Since its inception in 1944, the VA loan program has been guaranteeing mortgages for active-duty service members, veterans and eligible spouses who may not qualify for a conventional loan. Two key benefits of VA loans: no down payment or private mortgage insurance requirements.
How does the VA entitlement work?
The basic entitlement available to a VA borrower is $36,000, but this number doesn’t refer to the maximum loan amount an eligible applicant can borrow. Lenders will generally lend up to four times the veteran’s available entitlement without a down payment, assuming the borrower meets other income and credit requirements. This means all eligible borrowers who have not previously used their entitlement can get a home loan of up to $144,000.
In many areas of the country, $144,000 is likely not enough to buy a home. To account for this, the VA provides a bonus entitlement. This additional benefit is worth 25% of the home loan amount.
For example, let’s say Jonathan is a Petty Officer 2nd Class in the U.S. Navy and has met the service requirements to be eligible for a VA loan. Jonathan hasn’t yet used his available entitlement and needs a $200,000 loan for the home he wants to purchase. Because his entitlement is limited to 25% of the loan amount, the VA will guarantee $50,000, which is 25% of the $200,000 loan amount.
How to restore your VA loan eligibility
How many times you can use VA loan benefits depends on what you plan to do with your current home. Here are two ways to get a second VA loan:
1. Sell your existing home
If you sell your existing home before buying another, proceeds from the sale may be enough to pay off the existing mortgage balance in full — then you can regain your full entitlement. You may not have to obtain a restoration of entitlement if you have enough remaining to cover the new loan for which you’re applying, however.
Returning to the example above, if Jonathan sells his home, pays off the existing mortgage and wants to access his full entitlement for a new loan, he’d want to restore his eligibility and get a new Certificate of Eligibility (COE) showing none of his benefits are currently in use. However, if the new home he plans on purchasing is only $250,000 and his county loan limit is $510,400, he has a remaining entitlement of $77,600 and could simply rely on it for his home purchase.
2. Pay off your existing VA loan
What if Jonathan doesn’t want to sell his existing home and instead, wants to turn it into an investment property and buy a house in a new area? It may be possible for him to have two outstanding VA loans at the same time. If Jonathan wants to buy a new home elsewhere but keep and rent out his existing house, he can use his remaining benefits.
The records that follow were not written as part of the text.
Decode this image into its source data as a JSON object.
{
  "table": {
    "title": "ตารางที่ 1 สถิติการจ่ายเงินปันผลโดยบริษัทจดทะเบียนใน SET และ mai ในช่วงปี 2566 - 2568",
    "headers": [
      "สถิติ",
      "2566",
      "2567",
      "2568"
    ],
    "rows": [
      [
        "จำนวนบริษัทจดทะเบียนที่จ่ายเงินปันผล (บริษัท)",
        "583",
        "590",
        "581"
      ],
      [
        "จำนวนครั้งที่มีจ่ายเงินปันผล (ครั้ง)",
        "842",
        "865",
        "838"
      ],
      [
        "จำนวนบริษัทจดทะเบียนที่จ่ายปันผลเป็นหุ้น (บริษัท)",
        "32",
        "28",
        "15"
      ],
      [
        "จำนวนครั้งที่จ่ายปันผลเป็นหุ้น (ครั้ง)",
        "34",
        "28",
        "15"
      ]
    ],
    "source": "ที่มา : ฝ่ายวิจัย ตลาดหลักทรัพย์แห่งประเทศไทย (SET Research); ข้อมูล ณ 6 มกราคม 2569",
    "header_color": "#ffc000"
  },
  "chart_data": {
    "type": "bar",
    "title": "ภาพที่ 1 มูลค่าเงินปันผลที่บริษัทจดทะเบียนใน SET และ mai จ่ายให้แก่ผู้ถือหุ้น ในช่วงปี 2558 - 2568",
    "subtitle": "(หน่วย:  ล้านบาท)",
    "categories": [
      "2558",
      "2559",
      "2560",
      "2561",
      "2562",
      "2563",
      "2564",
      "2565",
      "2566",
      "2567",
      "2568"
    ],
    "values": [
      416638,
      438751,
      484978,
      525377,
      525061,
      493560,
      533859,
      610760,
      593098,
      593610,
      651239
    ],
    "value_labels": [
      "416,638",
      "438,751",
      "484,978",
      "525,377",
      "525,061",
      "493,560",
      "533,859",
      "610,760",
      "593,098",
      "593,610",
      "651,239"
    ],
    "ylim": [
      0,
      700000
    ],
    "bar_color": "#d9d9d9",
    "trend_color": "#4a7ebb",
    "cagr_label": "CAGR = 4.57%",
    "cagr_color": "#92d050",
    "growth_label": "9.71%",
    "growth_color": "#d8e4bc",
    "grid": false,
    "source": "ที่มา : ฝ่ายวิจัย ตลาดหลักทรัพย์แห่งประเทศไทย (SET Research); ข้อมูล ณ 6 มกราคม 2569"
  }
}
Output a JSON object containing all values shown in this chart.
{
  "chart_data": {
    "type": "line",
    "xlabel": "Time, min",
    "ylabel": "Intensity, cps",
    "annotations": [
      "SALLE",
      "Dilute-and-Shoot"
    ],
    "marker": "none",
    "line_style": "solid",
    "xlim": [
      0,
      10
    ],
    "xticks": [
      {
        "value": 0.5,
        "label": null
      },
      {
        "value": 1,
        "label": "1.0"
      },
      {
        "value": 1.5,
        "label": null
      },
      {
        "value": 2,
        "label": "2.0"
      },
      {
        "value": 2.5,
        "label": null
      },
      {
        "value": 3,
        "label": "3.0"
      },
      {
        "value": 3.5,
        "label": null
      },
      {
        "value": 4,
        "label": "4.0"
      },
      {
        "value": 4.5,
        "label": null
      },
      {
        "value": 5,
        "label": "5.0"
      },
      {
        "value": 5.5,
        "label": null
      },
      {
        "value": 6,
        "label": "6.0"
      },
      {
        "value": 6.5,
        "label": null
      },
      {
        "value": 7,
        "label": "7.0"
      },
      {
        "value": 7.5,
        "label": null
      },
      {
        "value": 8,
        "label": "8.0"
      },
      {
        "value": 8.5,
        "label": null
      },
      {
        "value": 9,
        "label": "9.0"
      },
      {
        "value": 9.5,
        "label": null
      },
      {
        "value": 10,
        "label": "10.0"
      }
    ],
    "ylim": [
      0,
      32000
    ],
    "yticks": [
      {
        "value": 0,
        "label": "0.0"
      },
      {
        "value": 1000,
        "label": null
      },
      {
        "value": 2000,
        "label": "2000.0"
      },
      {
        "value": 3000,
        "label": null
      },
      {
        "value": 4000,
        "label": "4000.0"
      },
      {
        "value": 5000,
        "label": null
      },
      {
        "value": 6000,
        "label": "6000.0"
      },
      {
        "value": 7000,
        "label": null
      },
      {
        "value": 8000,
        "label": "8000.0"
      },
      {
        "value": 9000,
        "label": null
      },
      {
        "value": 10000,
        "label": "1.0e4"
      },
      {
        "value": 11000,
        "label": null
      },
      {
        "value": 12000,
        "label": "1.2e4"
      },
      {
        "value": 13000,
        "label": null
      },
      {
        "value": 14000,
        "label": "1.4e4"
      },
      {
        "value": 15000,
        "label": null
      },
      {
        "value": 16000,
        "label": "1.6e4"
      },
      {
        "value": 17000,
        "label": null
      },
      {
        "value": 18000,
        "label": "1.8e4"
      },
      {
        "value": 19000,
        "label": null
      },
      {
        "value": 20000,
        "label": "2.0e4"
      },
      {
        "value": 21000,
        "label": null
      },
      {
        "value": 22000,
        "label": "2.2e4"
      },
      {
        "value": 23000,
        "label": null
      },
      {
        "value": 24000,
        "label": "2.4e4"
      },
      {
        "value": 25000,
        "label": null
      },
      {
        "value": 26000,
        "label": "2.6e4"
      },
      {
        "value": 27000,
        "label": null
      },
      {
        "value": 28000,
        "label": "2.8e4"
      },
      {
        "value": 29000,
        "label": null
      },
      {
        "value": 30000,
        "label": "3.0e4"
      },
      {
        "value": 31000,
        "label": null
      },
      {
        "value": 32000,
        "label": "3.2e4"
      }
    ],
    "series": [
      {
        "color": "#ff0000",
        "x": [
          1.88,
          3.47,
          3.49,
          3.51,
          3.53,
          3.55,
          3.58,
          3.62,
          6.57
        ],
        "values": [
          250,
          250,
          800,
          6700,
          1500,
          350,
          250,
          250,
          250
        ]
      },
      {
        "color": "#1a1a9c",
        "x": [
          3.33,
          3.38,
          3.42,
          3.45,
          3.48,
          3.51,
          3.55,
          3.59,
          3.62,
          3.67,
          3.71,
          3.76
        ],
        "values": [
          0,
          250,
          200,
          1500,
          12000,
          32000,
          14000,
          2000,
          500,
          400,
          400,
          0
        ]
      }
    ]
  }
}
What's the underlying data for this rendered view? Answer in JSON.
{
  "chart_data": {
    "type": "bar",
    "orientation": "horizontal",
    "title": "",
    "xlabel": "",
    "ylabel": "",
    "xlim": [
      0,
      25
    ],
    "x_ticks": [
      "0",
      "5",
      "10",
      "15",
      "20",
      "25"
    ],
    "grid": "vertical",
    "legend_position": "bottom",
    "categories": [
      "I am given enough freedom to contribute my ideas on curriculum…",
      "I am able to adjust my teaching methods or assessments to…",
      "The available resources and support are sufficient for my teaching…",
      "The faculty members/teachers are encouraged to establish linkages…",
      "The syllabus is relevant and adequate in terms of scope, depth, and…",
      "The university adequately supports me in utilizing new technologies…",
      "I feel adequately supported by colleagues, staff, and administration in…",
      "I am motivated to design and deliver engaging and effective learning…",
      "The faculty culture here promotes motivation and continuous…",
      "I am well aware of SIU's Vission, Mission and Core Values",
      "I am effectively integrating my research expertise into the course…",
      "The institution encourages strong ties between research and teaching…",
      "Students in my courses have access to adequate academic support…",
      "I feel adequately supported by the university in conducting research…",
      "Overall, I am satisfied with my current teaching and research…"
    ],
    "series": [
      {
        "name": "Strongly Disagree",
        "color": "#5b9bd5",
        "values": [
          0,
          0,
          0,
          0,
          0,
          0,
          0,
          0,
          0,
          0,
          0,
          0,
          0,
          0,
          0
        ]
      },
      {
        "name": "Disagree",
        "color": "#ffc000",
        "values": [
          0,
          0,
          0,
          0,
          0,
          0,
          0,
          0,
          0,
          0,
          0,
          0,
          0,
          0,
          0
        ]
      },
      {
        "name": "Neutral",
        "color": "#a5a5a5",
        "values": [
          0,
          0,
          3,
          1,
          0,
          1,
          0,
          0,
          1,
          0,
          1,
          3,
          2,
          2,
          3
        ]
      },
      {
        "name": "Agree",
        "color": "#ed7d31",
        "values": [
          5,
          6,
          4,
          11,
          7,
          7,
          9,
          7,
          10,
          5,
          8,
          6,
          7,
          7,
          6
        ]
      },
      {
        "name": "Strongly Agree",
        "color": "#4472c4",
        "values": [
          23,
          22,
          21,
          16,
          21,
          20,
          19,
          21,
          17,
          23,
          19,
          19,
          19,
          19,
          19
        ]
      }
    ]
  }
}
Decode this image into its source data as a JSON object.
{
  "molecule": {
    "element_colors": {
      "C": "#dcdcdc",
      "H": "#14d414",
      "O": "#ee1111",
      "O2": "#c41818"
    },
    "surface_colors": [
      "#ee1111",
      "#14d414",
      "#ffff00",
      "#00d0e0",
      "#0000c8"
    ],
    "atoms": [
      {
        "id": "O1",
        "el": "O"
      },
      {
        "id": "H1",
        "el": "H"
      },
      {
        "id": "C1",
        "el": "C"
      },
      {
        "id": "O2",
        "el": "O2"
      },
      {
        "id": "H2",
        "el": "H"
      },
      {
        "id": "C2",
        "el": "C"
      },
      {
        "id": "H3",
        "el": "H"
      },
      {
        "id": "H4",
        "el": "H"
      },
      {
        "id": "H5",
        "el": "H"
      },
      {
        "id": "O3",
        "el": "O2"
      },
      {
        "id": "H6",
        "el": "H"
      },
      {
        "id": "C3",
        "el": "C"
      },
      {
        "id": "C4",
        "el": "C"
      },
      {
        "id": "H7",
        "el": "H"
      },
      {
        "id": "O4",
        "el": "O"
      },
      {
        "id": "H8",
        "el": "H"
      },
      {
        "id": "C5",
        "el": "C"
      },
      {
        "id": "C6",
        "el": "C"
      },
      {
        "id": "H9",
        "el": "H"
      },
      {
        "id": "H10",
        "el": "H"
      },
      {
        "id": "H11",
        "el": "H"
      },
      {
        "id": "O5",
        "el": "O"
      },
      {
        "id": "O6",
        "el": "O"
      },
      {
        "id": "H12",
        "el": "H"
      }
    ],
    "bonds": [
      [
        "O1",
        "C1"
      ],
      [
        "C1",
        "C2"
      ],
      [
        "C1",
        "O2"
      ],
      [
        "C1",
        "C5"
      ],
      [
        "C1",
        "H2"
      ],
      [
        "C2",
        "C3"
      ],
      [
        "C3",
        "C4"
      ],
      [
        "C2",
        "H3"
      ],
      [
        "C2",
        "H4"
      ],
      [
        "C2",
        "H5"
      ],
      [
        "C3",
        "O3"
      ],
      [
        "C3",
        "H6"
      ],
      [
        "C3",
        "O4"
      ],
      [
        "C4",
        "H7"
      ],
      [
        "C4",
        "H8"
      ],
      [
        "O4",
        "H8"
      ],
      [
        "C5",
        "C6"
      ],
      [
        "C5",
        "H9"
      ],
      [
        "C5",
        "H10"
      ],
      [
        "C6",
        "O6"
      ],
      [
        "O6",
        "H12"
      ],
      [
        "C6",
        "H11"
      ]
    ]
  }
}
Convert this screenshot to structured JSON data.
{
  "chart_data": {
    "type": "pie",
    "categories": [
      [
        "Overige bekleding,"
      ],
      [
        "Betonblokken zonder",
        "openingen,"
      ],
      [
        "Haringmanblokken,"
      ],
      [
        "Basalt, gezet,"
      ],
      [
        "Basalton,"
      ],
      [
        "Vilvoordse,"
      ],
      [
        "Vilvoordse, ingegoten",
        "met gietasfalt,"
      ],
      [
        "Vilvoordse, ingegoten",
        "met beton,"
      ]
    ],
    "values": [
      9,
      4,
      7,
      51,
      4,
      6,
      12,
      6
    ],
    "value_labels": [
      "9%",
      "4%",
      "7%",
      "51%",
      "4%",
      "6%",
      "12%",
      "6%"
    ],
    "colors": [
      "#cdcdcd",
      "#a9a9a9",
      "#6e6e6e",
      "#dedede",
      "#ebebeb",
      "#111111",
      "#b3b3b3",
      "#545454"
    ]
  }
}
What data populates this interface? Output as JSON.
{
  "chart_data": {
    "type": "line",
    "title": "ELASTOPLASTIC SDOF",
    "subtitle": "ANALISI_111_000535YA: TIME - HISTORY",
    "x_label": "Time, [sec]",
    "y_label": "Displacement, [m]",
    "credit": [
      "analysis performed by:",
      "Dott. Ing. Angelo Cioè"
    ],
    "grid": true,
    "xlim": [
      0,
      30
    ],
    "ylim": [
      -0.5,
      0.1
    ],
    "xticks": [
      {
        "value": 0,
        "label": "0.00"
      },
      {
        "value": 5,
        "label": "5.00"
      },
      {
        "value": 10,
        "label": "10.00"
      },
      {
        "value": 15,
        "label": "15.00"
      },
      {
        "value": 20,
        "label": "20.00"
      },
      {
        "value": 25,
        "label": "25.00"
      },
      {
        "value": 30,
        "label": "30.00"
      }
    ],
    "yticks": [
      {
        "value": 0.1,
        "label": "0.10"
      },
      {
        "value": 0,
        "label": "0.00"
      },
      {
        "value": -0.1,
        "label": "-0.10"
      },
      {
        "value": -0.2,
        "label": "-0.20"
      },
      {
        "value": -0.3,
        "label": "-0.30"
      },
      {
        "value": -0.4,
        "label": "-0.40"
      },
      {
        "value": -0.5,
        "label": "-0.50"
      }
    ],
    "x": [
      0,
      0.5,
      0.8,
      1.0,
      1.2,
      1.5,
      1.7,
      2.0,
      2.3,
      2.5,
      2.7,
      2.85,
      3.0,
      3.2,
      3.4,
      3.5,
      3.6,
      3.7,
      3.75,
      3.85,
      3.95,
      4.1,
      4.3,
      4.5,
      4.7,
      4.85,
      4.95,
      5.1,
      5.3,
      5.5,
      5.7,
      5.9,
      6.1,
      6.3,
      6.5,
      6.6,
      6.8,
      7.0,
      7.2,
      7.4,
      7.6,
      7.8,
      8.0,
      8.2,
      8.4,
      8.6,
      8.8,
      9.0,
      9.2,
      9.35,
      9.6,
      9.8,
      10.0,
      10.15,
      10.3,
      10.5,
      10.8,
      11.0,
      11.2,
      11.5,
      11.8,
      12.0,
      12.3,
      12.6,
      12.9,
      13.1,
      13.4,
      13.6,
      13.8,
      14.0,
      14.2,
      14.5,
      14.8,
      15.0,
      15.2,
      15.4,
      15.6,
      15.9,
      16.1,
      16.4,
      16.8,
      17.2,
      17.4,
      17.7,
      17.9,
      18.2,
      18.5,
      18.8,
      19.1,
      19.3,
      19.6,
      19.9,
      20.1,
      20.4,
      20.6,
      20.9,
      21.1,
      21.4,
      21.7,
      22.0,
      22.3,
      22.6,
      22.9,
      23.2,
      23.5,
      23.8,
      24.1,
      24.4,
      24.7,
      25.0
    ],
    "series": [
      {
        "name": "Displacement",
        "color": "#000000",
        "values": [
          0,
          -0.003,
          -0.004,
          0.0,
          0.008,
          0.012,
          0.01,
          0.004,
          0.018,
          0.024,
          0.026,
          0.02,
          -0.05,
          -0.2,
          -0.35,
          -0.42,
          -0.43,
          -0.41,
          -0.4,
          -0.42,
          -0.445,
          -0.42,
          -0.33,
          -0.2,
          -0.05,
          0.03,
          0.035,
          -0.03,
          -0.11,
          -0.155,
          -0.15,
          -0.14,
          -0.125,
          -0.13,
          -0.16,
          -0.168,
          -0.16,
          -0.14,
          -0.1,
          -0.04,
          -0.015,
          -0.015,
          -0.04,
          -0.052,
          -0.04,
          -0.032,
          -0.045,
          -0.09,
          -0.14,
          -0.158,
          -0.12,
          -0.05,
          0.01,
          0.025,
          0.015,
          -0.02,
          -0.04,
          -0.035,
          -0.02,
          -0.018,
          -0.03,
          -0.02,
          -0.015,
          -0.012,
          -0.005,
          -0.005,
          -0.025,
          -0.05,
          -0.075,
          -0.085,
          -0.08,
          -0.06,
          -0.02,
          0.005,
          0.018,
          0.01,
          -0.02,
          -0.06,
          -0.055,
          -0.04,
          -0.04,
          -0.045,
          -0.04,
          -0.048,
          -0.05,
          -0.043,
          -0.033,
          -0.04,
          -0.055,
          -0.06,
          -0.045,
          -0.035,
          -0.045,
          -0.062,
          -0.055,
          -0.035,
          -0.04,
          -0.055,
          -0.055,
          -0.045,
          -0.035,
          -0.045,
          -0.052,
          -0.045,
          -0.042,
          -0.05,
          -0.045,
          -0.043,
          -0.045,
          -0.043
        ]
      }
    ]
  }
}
If he wants to buy a property that is priced higher than the $250,000 home mentioned above, he can still use his VA entitlement, but he’d need to make a down payment for the amount that exceeds the local loan limit.
To access benefits for a new VA loan, you’ll need to restore your eligibility by completing VA Form 26-1880 (or VA Form 26-1817 for surviving spouses) — that’s the same form used to obtain a COE. Once you have the COE in hand, the amount of basic entitlement and the amount currently tied up in your previous loan will be displayed near the center of the online form.
Keep in mind that you may have to pay a higher VA funding fee when you reuse your entitlement. Funding fees are a percentage of the VA loan amount, and they vary based on the borrower’s military status, the down payment amount and whether the benefits have been used before.